Produsen EV China Sematkan Kecerdasan Buatan di Pameran Auto China 2026
Foto: Ilustrasi Produsen EV China Sematkan Kecerdasan Buatan di Pameran Auto China 2026.

Produsen kendaraan listrik (EV) asal China kini mengusung ambisi besar untuk mengintegrasikan kecerdasan buatan atau AI ke dalam produk otomotif mereka. Langkah ini menandai pergeseran fokus industri dari sekadar manufaktur kendaraan menjadi pengembangan teknologi pintar yang lebih kompleks.

Dilansir dari Tekno, fenomena ini terlihat jelas melalui beragam fitur berbasis AI yang disematkan pada jajaran mobil listrik dalam ajang Auto China 2026. Pameran otomotif bergengsi di Beijing tersebut dijadwalkan berlangsung mulai 24 April 2026 hingga awal Mei mendatang.

Berbeda dengan penyelenggaraan tahun-tahun sebelumnya yang fokus pada peluncuran model fisik, Auto China 2026 lebih menonjolkan inovasi sistem dan teknologi. Dominasi produsen lokal China terlihat dalam persaingan memamerkan kecanggihan AI yang terintegrasi dengan ekosistem kendaraan.

Huawei turut meramaikan ajang ini dengan memperkenalkan cockpit pintar berbasis HarmonyOS yang mampu terhubung dengan berbagai fungsi operasional mobil. Raksasa teknologi ini bahkan berencana menggelontorkan investasi hingga 80 miliar yuan dalam lima tahun ke depan demi memperkuat riset AI otomotif.

Inovasi lain datang dari Xpeng yang memperkenalkan konsep "Physical AI", di mana kecerdasan buatan menyatu sepenuhnya dengan sistem mekanis kendaraan. Model terbaru mereka dirancang memenuhi standar robotaxi dan telah mendapatkan izin uji jalan untuk otonomi tingkat tinggi atau Level 4.

Sementara itu, Xiaomi menghadirkan sistem operasi mobil berbasis AI yang memudahkan pengguna melakukan berbagai aktivitas langsung dari kabin. Pengguna dapat melakukan reservasi restoran hingga memberikan perintah suara alami melalui sistem operasi cerdas tersebut.

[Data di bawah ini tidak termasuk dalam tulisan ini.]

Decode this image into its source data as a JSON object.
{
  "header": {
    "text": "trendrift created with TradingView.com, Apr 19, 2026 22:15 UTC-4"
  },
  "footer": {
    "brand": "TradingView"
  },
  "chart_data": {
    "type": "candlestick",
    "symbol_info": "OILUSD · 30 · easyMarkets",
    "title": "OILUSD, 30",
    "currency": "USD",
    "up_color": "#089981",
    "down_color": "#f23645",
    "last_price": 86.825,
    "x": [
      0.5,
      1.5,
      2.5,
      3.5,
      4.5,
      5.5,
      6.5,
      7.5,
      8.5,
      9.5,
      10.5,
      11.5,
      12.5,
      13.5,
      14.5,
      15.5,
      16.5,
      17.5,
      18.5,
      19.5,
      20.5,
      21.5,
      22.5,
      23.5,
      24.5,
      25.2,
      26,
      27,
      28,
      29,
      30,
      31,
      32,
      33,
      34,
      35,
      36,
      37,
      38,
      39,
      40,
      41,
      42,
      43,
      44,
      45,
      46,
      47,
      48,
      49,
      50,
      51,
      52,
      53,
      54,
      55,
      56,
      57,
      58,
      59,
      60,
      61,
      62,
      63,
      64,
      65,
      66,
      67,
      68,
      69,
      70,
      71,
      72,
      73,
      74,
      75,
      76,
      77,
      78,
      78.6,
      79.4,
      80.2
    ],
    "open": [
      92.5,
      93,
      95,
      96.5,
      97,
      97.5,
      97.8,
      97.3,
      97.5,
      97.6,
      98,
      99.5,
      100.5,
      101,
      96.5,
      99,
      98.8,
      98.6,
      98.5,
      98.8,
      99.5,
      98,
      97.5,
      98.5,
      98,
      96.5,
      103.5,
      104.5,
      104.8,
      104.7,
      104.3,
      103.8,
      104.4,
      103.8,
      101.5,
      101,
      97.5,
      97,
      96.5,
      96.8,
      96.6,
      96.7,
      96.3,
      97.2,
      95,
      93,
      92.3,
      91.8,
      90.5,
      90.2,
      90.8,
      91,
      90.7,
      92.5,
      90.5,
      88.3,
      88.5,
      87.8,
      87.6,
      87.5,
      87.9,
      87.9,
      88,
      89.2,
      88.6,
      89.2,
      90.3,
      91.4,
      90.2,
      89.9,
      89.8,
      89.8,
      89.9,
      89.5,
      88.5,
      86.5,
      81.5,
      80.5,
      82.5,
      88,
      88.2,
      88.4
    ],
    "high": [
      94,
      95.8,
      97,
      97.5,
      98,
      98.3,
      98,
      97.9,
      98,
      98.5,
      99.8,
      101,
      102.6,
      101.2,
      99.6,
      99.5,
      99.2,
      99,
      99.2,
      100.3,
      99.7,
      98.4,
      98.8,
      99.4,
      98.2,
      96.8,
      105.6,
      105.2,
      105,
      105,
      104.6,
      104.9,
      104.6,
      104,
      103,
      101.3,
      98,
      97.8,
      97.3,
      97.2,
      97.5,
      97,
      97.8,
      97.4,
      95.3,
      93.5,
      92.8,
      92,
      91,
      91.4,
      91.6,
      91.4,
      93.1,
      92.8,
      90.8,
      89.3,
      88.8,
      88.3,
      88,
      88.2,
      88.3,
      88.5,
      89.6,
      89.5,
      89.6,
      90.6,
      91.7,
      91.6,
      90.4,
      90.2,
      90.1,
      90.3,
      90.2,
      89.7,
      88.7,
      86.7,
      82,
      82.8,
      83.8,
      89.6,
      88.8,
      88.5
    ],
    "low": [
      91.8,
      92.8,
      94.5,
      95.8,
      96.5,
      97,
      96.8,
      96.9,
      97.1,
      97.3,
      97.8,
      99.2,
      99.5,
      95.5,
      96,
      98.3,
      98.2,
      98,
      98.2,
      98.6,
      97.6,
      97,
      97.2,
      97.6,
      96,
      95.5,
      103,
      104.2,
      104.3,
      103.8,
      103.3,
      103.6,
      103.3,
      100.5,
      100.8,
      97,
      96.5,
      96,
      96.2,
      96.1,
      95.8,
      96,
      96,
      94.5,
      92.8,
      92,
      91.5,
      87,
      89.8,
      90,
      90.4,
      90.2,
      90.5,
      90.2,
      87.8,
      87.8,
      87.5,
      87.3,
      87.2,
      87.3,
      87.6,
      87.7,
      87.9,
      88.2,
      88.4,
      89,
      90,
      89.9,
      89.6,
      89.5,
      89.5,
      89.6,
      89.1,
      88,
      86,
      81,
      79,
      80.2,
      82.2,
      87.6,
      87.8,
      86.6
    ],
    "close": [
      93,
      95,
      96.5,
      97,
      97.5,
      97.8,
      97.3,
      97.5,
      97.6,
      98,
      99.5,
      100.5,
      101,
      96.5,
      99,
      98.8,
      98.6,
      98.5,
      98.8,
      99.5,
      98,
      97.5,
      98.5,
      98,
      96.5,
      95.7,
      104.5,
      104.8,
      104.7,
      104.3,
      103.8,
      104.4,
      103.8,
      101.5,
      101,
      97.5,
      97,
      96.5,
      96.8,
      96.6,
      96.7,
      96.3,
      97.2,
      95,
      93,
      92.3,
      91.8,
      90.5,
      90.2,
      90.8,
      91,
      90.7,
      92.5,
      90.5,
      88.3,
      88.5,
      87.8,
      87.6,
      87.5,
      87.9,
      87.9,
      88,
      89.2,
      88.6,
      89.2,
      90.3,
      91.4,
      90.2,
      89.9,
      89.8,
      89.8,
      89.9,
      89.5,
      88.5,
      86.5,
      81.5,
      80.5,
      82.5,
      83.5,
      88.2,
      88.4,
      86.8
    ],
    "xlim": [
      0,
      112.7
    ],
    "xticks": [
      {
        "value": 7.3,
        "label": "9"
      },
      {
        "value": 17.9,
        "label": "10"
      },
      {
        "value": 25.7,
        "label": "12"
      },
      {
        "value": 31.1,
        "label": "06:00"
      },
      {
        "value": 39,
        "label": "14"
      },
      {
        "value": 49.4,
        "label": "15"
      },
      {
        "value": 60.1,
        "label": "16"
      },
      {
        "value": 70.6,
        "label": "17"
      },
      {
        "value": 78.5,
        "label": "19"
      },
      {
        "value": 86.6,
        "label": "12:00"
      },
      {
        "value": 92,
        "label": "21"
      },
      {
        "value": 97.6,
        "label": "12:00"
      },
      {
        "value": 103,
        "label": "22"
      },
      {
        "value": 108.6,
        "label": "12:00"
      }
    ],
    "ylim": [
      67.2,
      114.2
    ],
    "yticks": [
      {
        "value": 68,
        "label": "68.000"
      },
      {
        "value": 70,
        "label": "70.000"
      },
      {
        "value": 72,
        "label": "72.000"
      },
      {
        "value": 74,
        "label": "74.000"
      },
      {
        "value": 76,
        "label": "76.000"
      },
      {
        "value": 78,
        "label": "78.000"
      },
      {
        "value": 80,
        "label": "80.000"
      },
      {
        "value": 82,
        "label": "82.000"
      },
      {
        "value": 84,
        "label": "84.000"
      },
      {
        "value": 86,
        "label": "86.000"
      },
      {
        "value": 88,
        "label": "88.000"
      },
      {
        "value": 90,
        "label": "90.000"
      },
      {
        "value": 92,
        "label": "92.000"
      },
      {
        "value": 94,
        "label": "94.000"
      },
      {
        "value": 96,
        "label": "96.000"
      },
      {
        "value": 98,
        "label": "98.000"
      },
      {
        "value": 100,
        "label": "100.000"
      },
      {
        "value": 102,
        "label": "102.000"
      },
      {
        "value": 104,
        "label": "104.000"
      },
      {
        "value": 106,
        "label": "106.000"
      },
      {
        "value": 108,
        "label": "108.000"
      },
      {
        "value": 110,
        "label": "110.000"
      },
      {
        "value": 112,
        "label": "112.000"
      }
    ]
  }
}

Geely juga memamerkan sistem AI 2.0 yang mengintegrasikan seluruh fungsi kendaraan, mulai dari navigasi, hiburan, hingga sistem berkendara dalam satu ekosistem. Merek lain seperti SAIC Motor, BYD, Chery, hingga NIO juga kompak menonjolkan kemampuan perintah suara sederhana untuk mengontrol fungsi mobil.

Industri otomotif China kini tengah mengalami transformasi besar melalui pergeseran arsitektur kendaraan ke arah konsep centralized computing. Pendekatan ini didukung oleh penggunaan chip terbaru dari perusahaan solusi kemudi otonom, Horizon Robotics.

Chip canggih tersebut diklaim memiliki kemampuan komputasi hingga ratusan triliun operasi per detik (TOPS). Hal ini memungkinkan sistem kemudi otonom dan AI kabin beroperasi secara mulus dalam satu platform terpadu yang efisien.

Strategi penggabungan sistem hiburan, navigasi, dan autonomous driving ke dalam satu otak utama ini memberikan dampak signifikan pada efisiensi. Langkah ini dinilai sanggup menekan biaya produksi hingga ribuan yuan per unit kendaraan.

Selain efisiensi biaya, konsep ini juga mampu memangkas waktu pengembangan kendaraan secara drastis. Jika biasanya proses pengembangan membutuhkan waktu 18 bulan, teknologi ini dapat mempercepatnya menjadi hanya delapan bulan saja.

Tantangan Regulasi dan Infrastruktur

Meskipun kemajuan teknologi AI di sektor EV berkembang pesat, adopsi kendaraan otonom sepenuhnya masih menemui sejumlah kendala. Tantangan utama muncul dari sisi regulasi pemerintah serta kesiapan infrastruktur pendukung di lapangan.

Belum adanya standar nasional yang seragam dan beberapa insiden teknis menjadi catatan bahwa perjalanan menuju mobil tanpa sopir masih memerlukan waktu. Kendati demikian, panggung Auto China 2026 telah mempertegas arah transformasi industri otomotif global.

Kini, kendaraan tidak lagi hanya berfungsi sebagai alat transportasi konvensional, melainkan bertransformasi menjadi perangkat pintar berbasis AI. Teknologi ini memungkinkan mobil memahami kebiasaan pemiliknya, berinteraksi secara natural, bahkan mengambil keputusan secara mandiri di jalan raya.